Dandra nodded. “We’re not descendants as such—the Quori spirits that formed the first kalashtar were exiles from D
al Quor, and they were given refuge in Eberron by merging with a group of humans in the nation of Adara in Sarlona. As those first kalashtar married and had children, the original Quori spirits splintered among their lineages. The point is, we know exactly when kalashtar came into being. It was eighteen hundred years ago.” She pointed her spear at the Dhakaani device. “How could an empire that was dead more than three thousand years before kalashtar even existed build something to affect us? Why would they?”

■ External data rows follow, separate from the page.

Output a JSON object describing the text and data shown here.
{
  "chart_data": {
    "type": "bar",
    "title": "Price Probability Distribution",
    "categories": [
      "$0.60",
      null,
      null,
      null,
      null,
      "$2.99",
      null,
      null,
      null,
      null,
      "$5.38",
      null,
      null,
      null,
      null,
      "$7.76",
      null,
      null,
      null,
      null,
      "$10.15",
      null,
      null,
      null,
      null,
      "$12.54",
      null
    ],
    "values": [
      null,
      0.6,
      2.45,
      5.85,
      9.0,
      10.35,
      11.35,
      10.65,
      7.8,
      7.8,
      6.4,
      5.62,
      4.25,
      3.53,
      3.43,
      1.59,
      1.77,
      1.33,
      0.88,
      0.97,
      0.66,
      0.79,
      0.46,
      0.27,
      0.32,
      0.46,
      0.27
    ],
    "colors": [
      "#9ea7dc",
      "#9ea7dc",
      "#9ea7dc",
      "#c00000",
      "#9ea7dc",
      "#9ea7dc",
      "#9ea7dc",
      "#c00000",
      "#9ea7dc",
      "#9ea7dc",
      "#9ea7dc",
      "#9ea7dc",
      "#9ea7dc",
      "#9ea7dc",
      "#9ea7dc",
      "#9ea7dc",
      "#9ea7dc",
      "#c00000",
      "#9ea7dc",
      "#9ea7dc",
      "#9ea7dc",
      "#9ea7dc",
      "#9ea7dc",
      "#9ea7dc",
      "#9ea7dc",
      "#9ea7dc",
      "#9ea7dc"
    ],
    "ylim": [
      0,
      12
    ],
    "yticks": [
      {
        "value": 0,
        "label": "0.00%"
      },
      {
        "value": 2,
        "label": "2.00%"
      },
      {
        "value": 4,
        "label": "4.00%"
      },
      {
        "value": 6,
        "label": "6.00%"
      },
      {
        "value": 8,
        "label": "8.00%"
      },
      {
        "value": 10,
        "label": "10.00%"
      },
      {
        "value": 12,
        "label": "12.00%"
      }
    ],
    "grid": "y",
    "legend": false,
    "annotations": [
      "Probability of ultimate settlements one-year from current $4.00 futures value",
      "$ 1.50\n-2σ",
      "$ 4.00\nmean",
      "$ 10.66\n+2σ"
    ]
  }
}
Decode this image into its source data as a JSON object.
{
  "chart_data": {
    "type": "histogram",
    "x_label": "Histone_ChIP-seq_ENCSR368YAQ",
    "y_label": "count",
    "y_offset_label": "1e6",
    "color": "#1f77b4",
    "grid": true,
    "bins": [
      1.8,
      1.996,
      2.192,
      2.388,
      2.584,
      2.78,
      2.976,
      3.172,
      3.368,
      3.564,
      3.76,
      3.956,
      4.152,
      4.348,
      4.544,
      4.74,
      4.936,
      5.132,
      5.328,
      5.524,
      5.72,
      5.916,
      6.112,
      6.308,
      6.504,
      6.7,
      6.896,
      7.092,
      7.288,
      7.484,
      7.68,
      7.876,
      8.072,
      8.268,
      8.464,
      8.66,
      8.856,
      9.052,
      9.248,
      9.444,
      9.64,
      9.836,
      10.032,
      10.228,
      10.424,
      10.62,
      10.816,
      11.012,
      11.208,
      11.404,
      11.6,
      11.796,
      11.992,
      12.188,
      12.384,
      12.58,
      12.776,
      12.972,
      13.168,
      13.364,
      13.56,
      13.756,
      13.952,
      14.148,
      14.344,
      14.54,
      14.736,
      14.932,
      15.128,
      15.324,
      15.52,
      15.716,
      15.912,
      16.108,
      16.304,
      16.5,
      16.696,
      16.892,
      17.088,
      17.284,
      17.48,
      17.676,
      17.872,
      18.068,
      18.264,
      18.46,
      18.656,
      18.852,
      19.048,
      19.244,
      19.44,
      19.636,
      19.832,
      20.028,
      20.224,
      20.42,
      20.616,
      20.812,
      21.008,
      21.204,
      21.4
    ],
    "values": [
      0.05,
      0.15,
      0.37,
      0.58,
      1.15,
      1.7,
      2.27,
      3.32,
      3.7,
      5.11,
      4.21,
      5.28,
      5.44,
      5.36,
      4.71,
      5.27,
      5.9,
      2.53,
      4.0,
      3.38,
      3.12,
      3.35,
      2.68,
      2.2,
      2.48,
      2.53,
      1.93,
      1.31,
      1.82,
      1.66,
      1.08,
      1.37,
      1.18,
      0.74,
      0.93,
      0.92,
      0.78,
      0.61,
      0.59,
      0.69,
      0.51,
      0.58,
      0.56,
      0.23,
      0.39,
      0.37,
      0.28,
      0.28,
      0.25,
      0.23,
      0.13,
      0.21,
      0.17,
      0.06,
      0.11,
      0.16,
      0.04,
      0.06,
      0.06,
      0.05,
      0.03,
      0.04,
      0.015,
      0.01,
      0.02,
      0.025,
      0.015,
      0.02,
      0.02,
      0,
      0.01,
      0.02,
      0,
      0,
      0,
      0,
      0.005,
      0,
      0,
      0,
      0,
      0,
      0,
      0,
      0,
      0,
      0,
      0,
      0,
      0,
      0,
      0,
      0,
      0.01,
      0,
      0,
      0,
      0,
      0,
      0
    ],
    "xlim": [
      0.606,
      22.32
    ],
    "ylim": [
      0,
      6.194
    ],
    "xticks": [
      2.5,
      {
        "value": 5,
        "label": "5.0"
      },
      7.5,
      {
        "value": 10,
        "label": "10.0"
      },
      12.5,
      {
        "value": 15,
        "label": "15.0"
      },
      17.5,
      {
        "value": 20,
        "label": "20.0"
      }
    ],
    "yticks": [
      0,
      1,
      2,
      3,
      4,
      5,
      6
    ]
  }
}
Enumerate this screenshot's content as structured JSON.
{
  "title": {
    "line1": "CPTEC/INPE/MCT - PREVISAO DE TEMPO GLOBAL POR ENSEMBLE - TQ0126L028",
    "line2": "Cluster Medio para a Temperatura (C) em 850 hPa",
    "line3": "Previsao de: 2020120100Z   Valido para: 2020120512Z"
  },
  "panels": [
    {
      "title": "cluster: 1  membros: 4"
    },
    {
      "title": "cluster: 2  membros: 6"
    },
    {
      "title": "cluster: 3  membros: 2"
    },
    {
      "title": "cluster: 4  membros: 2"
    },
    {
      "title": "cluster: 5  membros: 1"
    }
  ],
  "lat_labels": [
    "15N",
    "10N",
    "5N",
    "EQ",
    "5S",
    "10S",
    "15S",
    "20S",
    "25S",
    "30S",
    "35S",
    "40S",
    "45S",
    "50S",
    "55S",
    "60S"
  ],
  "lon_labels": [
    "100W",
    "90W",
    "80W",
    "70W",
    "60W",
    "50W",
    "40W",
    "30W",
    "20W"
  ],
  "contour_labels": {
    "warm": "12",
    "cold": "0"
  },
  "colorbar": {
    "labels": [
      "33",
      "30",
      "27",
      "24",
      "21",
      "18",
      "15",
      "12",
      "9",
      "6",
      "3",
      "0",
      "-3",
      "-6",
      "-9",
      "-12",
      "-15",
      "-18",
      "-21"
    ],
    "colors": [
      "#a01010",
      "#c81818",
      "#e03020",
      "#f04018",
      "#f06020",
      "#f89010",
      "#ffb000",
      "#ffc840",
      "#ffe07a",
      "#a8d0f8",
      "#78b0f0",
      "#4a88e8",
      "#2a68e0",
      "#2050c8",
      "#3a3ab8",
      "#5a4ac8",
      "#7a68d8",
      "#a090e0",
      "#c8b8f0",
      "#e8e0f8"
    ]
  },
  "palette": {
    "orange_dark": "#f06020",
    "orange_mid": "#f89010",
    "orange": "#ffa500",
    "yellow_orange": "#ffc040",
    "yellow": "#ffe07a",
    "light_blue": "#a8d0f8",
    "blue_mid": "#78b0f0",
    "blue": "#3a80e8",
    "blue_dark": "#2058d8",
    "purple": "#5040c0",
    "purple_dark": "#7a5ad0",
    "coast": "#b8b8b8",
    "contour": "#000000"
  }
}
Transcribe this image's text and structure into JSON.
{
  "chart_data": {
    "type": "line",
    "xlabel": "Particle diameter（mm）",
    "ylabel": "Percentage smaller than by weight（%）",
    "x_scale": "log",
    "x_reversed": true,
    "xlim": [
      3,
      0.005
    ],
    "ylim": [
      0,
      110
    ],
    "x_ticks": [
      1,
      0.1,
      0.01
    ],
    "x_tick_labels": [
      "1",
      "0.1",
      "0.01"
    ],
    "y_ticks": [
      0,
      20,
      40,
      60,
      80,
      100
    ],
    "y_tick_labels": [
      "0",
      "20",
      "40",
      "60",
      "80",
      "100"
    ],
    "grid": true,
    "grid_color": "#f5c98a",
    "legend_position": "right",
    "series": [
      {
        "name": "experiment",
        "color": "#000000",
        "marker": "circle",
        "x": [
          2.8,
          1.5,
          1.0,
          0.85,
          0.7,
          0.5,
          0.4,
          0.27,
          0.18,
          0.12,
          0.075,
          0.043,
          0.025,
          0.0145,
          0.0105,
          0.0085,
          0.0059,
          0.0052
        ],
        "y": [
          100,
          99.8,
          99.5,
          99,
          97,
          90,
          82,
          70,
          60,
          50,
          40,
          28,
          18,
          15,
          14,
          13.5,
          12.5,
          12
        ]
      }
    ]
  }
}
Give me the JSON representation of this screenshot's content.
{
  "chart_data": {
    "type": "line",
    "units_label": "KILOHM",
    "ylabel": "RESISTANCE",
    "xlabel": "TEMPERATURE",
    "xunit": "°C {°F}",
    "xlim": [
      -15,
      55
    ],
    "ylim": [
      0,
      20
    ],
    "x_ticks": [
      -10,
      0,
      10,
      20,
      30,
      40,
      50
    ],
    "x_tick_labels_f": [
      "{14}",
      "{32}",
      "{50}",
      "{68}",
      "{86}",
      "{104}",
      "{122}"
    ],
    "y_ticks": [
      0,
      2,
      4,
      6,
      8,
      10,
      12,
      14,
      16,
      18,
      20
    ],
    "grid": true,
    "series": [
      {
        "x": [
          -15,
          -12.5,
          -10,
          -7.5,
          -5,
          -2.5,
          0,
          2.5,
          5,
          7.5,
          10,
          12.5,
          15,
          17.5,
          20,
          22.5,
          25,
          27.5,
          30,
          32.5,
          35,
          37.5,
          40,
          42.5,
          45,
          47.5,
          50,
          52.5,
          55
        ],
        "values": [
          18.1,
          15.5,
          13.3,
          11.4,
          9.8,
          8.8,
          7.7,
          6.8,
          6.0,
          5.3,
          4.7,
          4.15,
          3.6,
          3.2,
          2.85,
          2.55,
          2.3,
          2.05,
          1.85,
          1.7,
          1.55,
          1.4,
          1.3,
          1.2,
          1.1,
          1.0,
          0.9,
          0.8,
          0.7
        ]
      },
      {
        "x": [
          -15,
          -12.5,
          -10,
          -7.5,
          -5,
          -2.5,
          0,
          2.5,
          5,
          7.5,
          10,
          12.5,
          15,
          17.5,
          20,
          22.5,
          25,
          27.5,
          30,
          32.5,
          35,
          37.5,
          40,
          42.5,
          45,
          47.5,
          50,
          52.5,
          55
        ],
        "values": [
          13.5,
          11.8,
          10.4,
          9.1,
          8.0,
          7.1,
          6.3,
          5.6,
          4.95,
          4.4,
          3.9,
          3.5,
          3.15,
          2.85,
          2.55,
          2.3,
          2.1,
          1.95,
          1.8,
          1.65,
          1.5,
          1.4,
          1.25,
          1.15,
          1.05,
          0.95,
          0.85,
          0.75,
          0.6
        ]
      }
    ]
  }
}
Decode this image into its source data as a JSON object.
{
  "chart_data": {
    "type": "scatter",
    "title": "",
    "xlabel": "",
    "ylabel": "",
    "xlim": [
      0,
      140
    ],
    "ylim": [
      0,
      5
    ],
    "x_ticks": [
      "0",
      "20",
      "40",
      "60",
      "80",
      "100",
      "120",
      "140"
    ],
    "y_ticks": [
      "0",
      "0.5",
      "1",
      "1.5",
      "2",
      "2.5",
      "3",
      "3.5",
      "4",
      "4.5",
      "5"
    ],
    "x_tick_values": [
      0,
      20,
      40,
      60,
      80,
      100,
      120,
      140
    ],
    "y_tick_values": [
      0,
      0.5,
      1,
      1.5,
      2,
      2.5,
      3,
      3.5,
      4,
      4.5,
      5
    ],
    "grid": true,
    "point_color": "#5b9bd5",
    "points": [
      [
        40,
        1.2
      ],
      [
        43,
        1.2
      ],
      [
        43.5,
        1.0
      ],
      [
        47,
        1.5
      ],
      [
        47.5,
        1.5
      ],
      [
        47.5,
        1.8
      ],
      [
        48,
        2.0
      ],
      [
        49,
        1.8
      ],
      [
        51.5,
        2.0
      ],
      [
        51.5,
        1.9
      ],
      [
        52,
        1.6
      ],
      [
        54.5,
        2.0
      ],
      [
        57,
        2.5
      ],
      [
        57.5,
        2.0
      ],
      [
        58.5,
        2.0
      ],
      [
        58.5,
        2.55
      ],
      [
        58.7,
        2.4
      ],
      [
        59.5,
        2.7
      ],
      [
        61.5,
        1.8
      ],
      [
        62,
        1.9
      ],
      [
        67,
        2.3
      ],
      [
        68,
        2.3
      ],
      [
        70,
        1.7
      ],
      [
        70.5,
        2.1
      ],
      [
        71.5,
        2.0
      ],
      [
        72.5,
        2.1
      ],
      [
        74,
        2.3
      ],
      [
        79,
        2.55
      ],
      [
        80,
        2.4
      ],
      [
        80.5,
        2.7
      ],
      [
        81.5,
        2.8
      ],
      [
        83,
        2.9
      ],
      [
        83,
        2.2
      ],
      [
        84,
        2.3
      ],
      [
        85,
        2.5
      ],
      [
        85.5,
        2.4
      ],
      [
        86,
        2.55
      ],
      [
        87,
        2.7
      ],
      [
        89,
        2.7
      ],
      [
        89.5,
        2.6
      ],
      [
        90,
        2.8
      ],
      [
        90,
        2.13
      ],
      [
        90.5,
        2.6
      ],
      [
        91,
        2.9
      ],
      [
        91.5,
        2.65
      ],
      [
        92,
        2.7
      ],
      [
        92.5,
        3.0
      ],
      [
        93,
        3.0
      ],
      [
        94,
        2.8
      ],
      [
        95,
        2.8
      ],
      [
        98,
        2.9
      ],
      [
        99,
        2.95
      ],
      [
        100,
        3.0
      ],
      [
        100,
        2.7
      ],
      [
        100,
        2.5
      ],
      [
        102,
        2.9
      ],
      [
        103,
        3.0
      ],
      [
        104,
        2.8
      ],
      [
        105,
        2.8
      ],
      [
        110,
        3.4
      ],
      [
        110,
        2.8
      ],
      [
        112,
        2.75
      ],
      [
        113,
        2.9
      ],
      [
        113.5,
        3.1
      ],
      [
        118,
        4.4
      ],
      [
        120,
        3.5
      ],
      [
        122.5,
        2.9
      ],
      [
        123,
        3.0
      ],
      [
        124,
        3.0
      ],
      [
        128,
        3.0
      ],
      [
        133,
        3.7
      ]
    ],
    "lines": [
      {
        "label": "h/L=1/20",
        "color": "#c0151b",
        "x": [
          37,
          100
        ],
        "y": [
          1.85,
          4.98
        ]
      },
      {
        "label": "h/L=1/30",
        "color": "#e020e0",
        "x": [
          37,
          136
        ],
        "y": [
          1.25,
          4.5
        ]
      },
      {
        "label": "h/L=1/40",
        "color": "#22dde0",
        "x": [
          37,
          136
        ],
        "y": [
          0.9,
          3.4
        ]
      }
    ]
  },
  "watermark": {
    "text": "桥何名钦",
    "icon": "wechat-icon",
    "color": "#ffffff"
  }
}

“Maybe they’re not the same device,” said Orshok. All eyes turned to him and the young druid shifted uncomfortably. “Dah’mir’s device was bigger, wasn’t it? A knife and a sword have a lot in common, but you don’t use them for the same thing.”
Singe’s eyebrows rose. “But both devices were built around the same Khyber shard. Once a shard is attuned to a particular magic, it can’t be changed.”
Geth was abruptly conscious of the weight of Adolan’s stone collar around his neck. During the battle at the Bonetree mound, the Gatekeeper magic within the collar had protected him from the mental assault of a mind flayer. The Dhakaani sword at his waist had been forged to kill illithids and the other aberrant servants of the daelkyr; the ancient hobgoblins must have known about the tentacle-faced creatures’ deadly abilities. “Dandra,” he said, “are the powers of mind flayers psionic or magical?”
Her mouth opened, then closed as her eyes narrowed. After a moment, she said, “Psionic. They might come from the madness of Xoriat instead of the dreams of Dal Quor, but they’re still psionic. It’s like the difference between the magic of druids and the magic of wizards.”
“The Dhakaani fought mind flayers during the Daelkyr War.” Geth looked to Singe. “What if the binding stone traps things with psionic powers and all the wires and crystals around it are like …?” He struggled to put the idea in his head into words. “Like a sieve that only lets certain things through. What if the Dhakaani built a device that let the shard capture mind flayers, but Dah’mir made a new device that captures kalashtar instead.”